A major issue of concern for this study is the lack of a placebo-controlled group and we could not determine the magnitude of topiramate-induced cognitive impairment. However, improving the study design by having a placebo-controlled group may also cause another problem. As a placebo may not be as effective as topiramate in decreasing alcohol consumption, cognitive recovery associated with decreased drinking in a placebo-controlled group may be less than that in a topiramate-treated group. If the cognitive recovery rates of both groups are different, the medication-induced cognitive deficits in both groups are still not comparable. Despite the above-mentioned concern, a study comparing cognitive changes between topiramate- and placebo-treated patients with alcoholism is still warranted. Applying some special statistical techniques or subgroup analyses should be considered in balancing the different amounts of alcohol consumption between groups.
Other than the lack of a control group, this study also has other limitations. First, the sample size of this study was relatively small. Type II errors cannot be excluded for many cognitive domains, e.g. the non-significant improvement of visuospatial/executive function (P = 0.08). Second, as alcohol consumption decreased drastically in this sample, the present findings may not be generalizeable to alcoholic patients treated with topiramate who relapse into heavy drinking. Last, as a 12-week study, the mixed long-term effect of alcohol abstinence and topiramate on cognitive function cannot be determined.
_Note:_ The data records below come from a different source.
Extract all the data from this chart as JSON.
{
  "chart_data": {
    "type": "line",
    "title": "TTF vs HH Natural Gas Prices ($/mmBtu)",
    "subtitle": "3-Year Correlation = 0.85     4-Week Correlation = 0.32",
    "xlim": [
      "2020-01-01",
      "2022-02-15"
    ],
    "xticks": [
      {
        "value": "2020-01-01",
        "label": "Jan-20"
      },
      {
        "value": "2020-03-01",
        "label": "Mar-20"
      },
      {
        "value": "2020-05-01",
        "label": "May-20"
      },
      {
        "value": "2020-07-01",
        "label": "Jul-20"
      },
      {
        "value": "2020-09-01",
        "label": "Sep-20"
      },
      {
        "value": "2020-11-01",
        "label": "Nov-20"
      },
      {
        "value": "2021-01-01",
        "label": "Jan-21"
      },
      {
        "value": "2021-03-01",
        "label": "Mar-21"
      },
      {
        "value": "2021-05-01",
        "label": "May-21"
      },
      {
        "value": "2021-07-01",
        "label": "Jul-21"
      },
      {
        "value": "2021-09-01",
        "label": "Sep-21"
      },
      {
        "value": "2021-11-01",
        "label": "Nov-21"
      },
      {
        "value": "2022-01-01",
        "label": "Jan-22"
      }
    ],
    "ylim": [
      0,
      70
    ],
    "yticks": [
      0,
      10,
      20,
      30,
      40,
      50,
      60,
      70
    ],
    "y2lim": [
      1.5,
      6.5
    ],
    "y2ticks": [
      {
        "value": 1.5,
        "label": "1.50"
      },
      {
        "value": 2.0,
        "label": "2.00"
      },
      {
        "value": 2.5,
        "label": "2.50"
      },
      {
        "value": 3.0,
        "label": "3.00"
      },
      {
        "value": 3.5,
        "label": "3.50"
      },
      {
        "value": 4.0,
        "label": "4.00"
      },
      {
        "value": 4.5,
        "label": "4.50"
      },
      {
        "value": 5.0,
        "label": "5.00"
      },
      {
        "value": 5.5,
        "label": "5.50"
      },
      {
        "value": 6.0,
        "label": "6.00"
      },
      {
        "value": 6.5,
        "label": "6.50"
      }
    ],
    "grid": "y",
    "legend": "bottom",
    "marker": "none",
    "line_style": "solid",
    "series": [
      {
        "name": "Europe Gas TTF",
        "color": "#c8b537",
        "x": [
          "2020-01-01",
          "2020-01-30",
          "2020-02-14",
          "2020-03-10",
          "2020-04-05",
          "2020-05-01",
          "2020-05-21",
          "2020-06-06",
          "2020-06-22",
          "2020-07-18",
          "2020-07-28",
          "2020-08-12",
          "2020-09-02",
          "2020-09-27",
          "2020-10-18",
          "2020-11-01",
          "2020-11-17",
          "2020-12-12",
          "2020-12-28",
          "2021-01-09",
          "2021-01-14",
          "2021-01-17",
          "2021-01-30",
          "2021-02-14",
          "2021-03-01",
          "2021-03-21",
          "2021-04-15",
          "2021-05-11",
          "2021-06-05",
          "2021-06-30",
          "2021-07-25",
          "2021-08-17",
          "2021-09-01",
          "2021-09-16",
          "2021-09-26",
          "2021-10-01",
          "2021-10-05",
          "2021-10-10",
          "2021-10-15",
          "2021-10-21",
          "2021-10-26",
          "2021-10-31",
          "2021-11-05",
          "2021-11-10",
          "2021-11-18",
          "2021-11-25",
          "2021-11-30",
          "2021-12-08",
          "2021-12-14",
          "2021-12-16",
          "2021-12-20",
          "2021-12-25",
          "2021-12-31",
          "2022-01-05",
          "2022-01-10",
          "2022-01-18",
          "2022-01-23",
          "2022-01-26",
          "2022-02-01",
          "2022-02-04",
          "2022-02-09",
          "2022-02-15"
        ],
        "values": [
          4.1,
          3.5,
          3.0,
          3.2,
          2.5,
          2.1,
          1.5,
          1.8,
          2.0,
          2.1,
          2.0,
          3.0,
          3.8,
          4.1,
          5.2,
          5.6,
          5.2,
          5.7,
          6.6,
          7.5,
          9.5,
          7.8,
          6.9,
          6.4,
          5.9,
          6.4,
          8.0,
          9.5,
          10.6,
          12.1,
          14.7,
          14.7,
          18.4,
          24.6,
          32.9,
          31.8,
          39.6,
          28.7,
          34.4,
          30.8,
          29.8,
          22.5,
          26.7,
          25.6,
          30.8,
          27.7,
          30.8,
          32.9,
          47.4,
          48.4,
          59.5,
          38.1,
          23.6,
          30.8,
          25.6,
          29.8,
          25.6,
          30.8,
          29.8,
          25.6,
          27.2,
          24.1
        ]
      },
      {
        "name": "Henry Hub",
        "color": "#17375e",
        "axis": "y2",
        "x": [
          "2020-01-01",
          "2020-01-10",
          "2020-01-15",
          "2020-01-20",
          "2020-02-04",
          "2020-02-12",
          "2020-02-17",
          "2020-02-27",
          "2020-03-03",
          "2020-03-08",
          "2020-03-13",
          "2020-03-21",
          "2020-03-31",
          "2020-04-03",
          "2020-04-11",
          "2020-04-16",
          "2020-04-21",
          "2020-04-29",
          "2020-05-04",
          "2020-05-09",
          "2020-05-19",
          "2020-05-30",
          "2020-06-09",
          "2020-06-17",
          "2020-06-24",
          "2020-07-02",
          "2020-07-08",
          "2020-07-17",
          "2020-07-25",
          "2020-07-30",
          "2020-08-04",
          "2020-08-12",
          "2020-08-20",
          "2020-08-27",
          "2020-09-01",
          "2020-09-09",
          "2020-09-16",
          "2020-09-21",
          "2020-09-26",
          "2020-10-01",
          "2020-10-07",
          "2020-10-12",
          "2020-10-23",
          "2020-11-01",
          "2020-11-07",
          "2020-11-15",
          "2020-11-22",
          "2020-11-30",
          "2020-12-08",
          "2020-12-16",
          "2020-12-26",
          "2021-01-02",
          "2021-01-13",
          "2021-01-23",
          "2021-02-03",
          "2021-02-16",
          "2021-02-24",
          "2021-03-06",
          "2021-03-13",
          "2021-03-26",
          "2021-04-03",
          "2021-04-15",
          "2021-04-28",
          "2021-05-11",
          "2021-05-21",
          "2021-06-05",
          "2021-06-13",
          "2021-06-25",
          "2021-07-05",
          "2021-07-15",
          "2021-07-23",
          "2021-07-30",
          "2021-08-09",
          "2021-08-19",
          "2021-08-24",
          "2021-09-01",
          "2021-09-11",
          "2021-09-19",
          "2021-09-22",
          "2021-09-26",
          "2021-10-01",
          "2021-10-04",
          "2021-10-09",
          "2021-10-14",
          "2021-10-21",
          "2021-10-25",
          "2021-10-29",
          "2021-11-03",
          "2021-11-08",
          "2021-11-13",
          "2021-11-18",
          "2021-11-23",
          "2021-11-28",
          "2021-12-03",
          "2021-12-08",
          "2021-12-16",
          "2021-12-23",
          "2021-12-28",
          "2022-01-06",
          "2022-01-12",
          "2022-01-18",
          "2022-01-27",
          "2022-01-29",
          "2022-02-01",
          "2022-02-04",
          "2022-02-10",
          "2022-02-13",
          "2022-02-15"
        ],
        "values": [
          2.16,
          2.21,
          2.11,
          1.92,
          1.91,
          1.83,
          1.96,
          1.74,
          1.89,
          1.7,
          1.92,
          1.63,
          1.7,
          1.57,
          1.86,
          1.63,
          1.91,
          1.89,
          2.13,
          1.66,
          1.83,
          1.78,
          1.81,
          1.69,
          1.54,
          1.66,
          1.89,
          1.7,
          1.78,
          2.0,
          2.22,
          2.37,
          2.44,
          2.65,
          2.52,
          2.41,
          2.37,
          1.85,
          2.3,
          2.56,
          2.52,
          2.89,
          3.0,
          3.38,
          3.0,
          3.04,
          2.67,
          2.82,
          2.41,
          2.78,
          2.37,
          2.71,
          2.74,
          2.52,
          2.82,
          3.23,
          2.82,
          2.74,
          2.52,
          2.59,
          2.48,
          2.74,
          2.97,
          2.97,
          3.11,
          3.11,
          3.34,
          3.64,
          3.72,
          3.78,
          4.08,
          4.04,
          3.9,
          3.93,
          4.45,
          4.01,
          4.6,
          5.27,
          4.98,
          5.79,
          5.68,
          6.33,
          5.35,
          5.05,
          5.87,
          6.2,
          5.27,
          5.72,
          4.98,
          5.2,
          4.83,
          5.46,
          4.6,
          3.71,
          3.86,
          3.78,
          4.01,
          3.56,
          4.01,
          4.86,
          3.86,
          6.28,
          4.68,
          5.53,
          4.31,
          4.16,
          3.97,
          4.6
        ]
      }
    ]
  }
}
Although acamprosate and naltrexone are effective for the treatment of alcoholism, they are not available in some countries, e.g. Thailand. Although topiramate is effective for alcoholism, cognitive impairment associated with this agent may discourage its use in alcohol-dependent patients, who are likely to have cognitive deficits due to chronic excessive alcohol consumption. The present findings should reassure both patients and physicians that the positive effect of cognitive recovery associated with decreased drinking is more robust than the negative effect of topiramate-induced cognitive dysfunction. The risk and benefit on cognitive function appear to be in favor of topiramate treatment.
Topiramate-treated patients recently detoxified from alcohol usually have an improvement of their cognitive function, especially in the language and delayed recall domains. This phenomenon may be caused by the greater influence of cognitive recovery associated with decreased drinking as compared with topiramate-induced cognitive impairment.
This study was supported by grant 52-LR-055 from the Integrated Management for Alcohol Intervention Program (I-MAP), Thai Health Promotion Foundation. The funding body had no role in the decision to prepare and submit this manuscript. We are grateful for the administrative assistance given by Ms Siripan Jaranai.
Drs. Likhitsathian, Uttawichai, Yingwiwattanapong, and Wittayanookulluk have no conflict of interest. Dr. Saengcharnchai has received honoraria and/or travel reimbursement from AstraZeneca, Invida, Janssens-Cilag, and Thai-Otsuka. Dr. Srisurapanont has received honoraria, consultancy fees, research grants, and/or travel reimbursement from AstraZeneca, GlaxoSmithKline, Pfizer, Janssen-Cilag, Johnson & Johnson, Lundbeck, Thai-Otsuka, Sanofi-Aventis, and Servier.